University of Calgary president Dr. Harvey Weingarten’s five-year contract is up for review, but faculty and students say they are being left out of the process.

Traditionally, presidential terms are extended following the formation of a presidential review committee, which is composed of all stakeholders. However, for Weingarten’s extension a committee has not been formed or consulted. Instead the Board of Governors–the U of C’s highest governing body–has bypassed this step, and has been working with the senior compensation committee, which usually determines compensation for senior officials and does not examine or review term extensions.

U of C Faculty Association president Anton Colijn worries removal of stakeholder input in the presidential review process is detrimental to transparency.

“This is a step away from collegial governance where all stakeholders have a say in how the university is run,” said Colijn.

Colijn said this is a problem because the members of the SCC are made up of BOG members, meaning the BOG is consulting primarily with itself, leaving many important stakeholders out of the review process.

Students’ Union president Emily Wyatt is worried this omission will increase the perceived disconnect between students and the administration.

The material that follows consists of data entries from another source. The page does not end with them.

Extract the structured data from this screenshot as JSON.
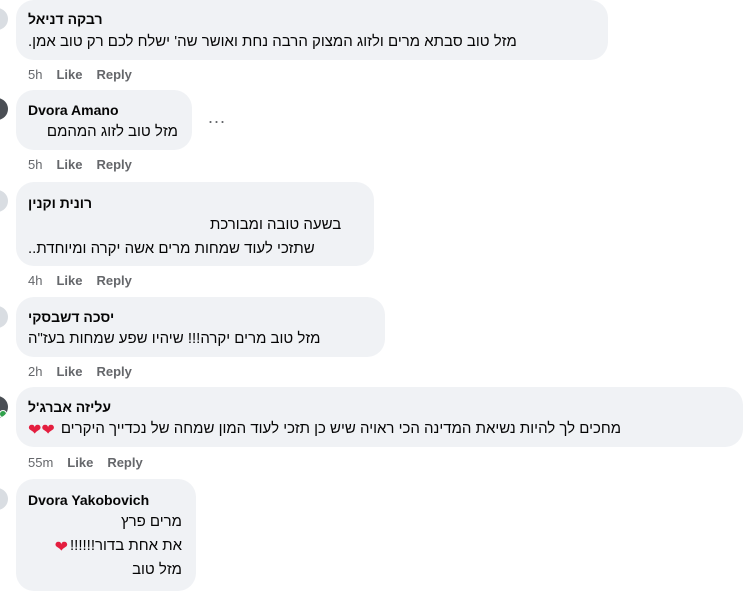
{
  "comments": [
    {
      "author": "רבקה דניאל",
      "lines": [
        "מזל טוב סבתא מרים ולזוג המצוק הרבה נחת ואושר שה' ישלח לכם רק טוב אמן."
      ],
      "time": "5h",
      "like": "Like",
      "reply": "Reply"
    },
    {
      "author": "Dvora Amano",
      "lines": [
        "מזל טוב לזוג המהמם"
      ],
      "time": "5h",
      "like": "Like",
      "reply": "Reply",
      "more": "..."
    },
    {
      "author": "רונית וקנין",
      "lines": [
        "בשעה טובה ומבורכת",
        "שתזכי לעוד שמחות מרים אשה יקרה ומיוחדת.."
      ],
      "time": "4h",
      "like": "Like",
      "reply": "Reply"
    },
    {
      "author": "יסכה דשבסקי",
      "lines": [
        "מזל טוב מרים יקרה!!! שיהיו שפע שמחות בעז\"ה"
      ],
      "time": "2h",
      "like": "Like",
      "reply": "Reply"
    },
    {
      "author": "עליזה אברג'ל",
      "lines": [
        "מחכים לך להיות נשיאת המדינה הכי ראויה שיש כן תזכי לעוד המון שמחה של נכדייך היקרים"
      ],
      "emoji": "❤❤",
      "time": "55m",
      "like": "Like",
      "reply": "Reply"
    },
    {
      "author": "Dvora Yakobovich",
      "lines": [
        "מרים פרץ",
        "את אחת בדור!!!!!!",
        "מזל טוב"
      ],
      "line2_emoji": "❤",
      "time": "",
      "like": "",
      "reply": ""
    }
  ]
}
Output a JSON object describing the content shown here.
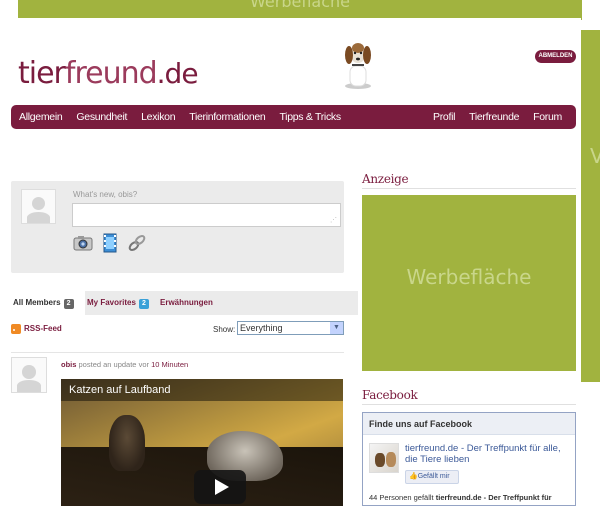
{
  "ads": {
    "label": "Werbefläche",
    "right_letter": "V"
  },
  "header": {
    "logo_part1": "tier",
    "logo_part2": "freund",
    "logo_tld": ".de",
    "logout_label": "ABMELDEN"
  },
  "nav": {
    "left": [
      "Allgemein",
      "Gesundheit",
      "Lexikon",
      "Tierinformationen",
      "Tipps & Tricks"
    ],
    "right": [
      "Profil",
      "Tierfreunde",
      "Forum"
    ]
  },
  "activity_form": {
    "placeholder": "What's new, obis?"
  },
  "tabs": {
    "all_members": "All Members",
    "all_members_count": "2",
    "favorites": "My Favorites",
    "favorites_count": "2",
    "mentions": "Erwähnungen"
  },
  "feed": {
    "rss_label": "RSS-Feed",
    "show_label": "Show:",
    "show_value": "Everything"
  },
  "activity_item": {
    "user": "obis",
    "action": "posted an update",
    "time_prefix": "vor",
    "time": "10 Minuten",
    "video_title": "Katzen auf Laufband"
  },
  "sidebar": {
    "ad_heading": "Anzeige",
    "ad_label": "Werbefläche",
    "facebook_heading": "Facebook",
    "fb_box_title": "Finde uns auf Facebook",
    "fb_page_name": "tierfreund.de - Der Treffpunkt für alle, die Tiere lieben",
    "fb_like_label": "Gefällt mir",
    "fb_count_prefix": "44 Personen gefällt",
    "fb_count_page": "tierfreund.de - Der Treffpunkt für"
  },
  "colors": {
    "brand": "#7a1c3e",
    "ad_green": "#a1b33f",
    "facebook_blue": "#3b5998"
  }
}
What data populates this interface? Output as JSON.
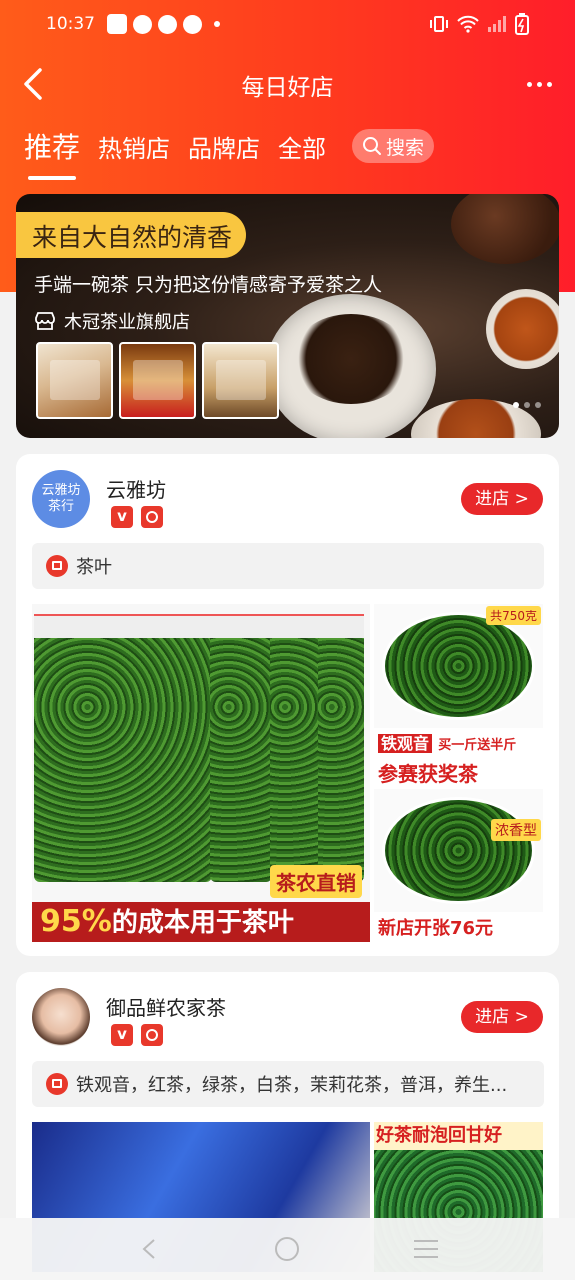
{
  "status": {
    "time": "10:37"
  },
  "nav": {
    "title": "每日好店"
  },
  "tabs": [
    {
      "label": "推荐",
      "active": true
    },
    {
      "label": "热销店"
    },
    {
      "label": "品牌店"
    },
    {
      "label": "全部"
    }
  ],
  "search": {
    "label": "搜索"
  },
  "banner": {
    "tag": "来自大自然的清香",
    "subtitle": "手端一碗茶 只为把这份情感寄予爱茶之人",
    "store": "木冠茶业旗舰店"
  },
  "stores": [
    {
      "name": "云雅坊",
      "avatar_text": "云雅坊茶行",
      "enter_label": "进店 >",
      "category": "茶叶",
      "main_image": {
        "ribbon_pct": "95%",
        "ribbon_text": "的成本用于茶叶",
        "tag": "茶农直销"
      },
      "side_image": {
        "top_tag": "共750克",
        "label_hl": "铁观音",
        "label": "买一斤送半斤",
        "award": "参赛获奖茶",
        "side_tag": "浓香型",
        "promo": "新店开张76元"
      }
    },
    {
      "name": "御品鲜农家茶",
      "enter_label": "进店 >",
      "category": "铁观音，红茶，绿茶，白茶，茉莉花茶，普洱，养生...",
      "side_image": {
        "top_text": "好茶耐泡回甘好"
      }
    }
  ],
  "colors": {
    "accent": "#ff3b1e",
    "enter_button": "#e8282a",
    "banner_tag": "#f9c640"
  }
}
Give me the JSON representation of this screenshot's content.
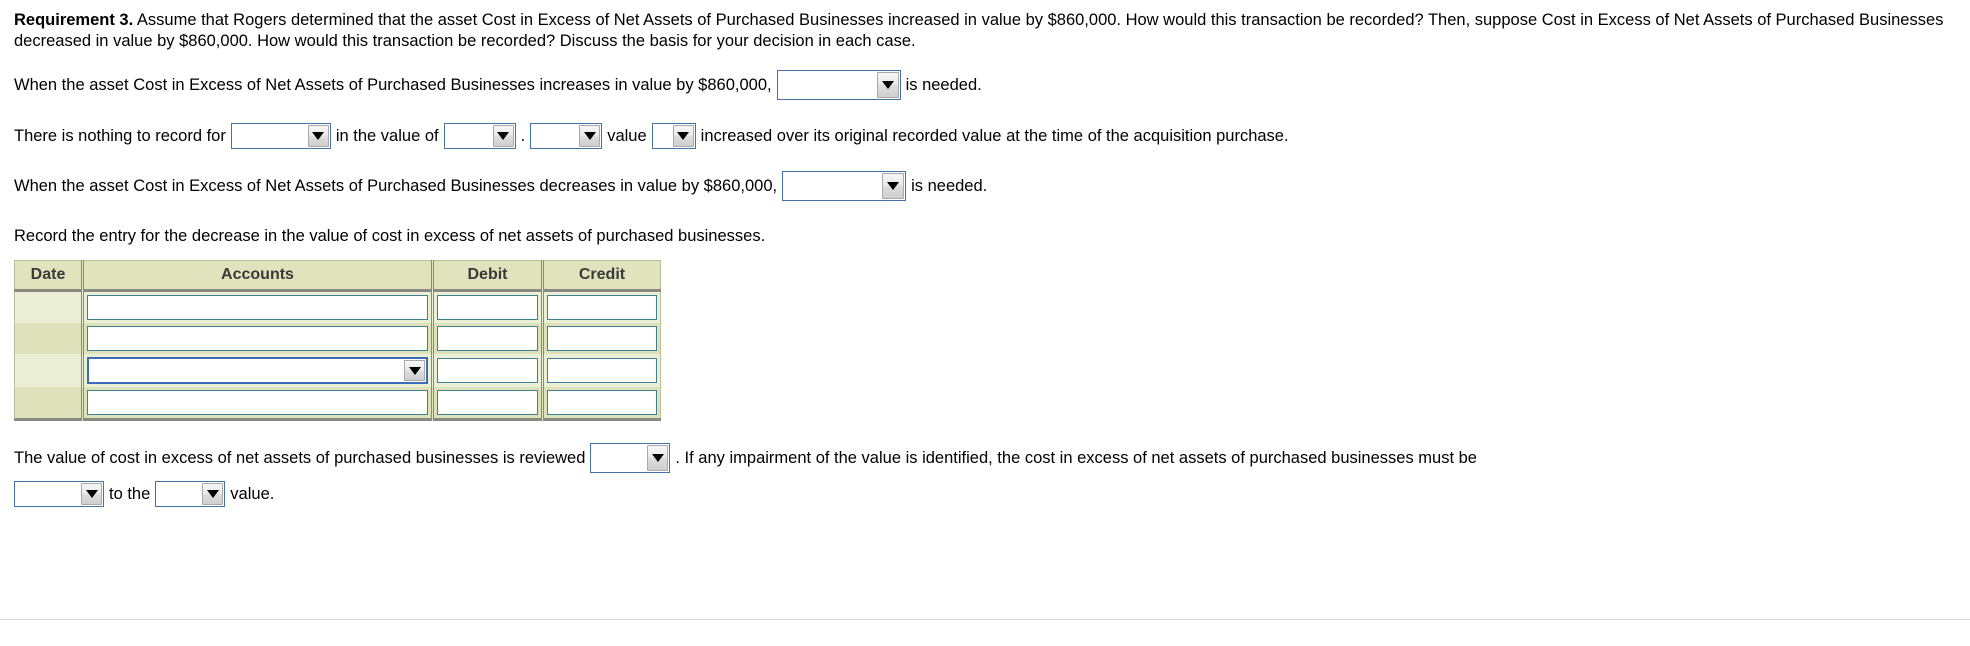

“Many students feel unsupported in their education in regards to upper management and government, ” she said.

Waytt also noted that she is trying to contact the board to ensure students are represented in the review process.

The BOG solicited input from TUCFA in the process in May, but Coljin argued that without faculty positions on the review committee he could not adequately consult TUCFA membership.

“Last May we were invited by Brian McNeil, chair of the BOG, to give input in this process,” said Colijn. “We wrote back to say in effect that the SCC is concerned only with compensation, not performance. We declined to respond on the grounds that we had no time or opportunity to consult our membership.”

Both Wyatt and Colijn emphasized that their concerns are for the process, and they do not reflect opposition to the administration, the BOG or Weingarten himself.

“My main point is to encourage transparency and communication,” said Wyatt. “The administration talks a lot about innovation and that to me means constantly improving and changing. You cannot improve if you do not have a proper review process.”

BOG chair Brian McNeil would not comment on the review process and refused to release any details until the review is complete. He would not give a deadline for the review, but said in a statement that the process was fair.

“In reviewing the contract, a thorough and comprehensive process was undertaken, engaging a broad range of people both externally and internally,” he said in the statement. “The board solicited input from all staff, faculty and students, labour unions and The University of Calgary Faculty Association. The board’s decision will be based on this input, as well as an assessment of the president’s performance in relation to the mandate and goals of the university.”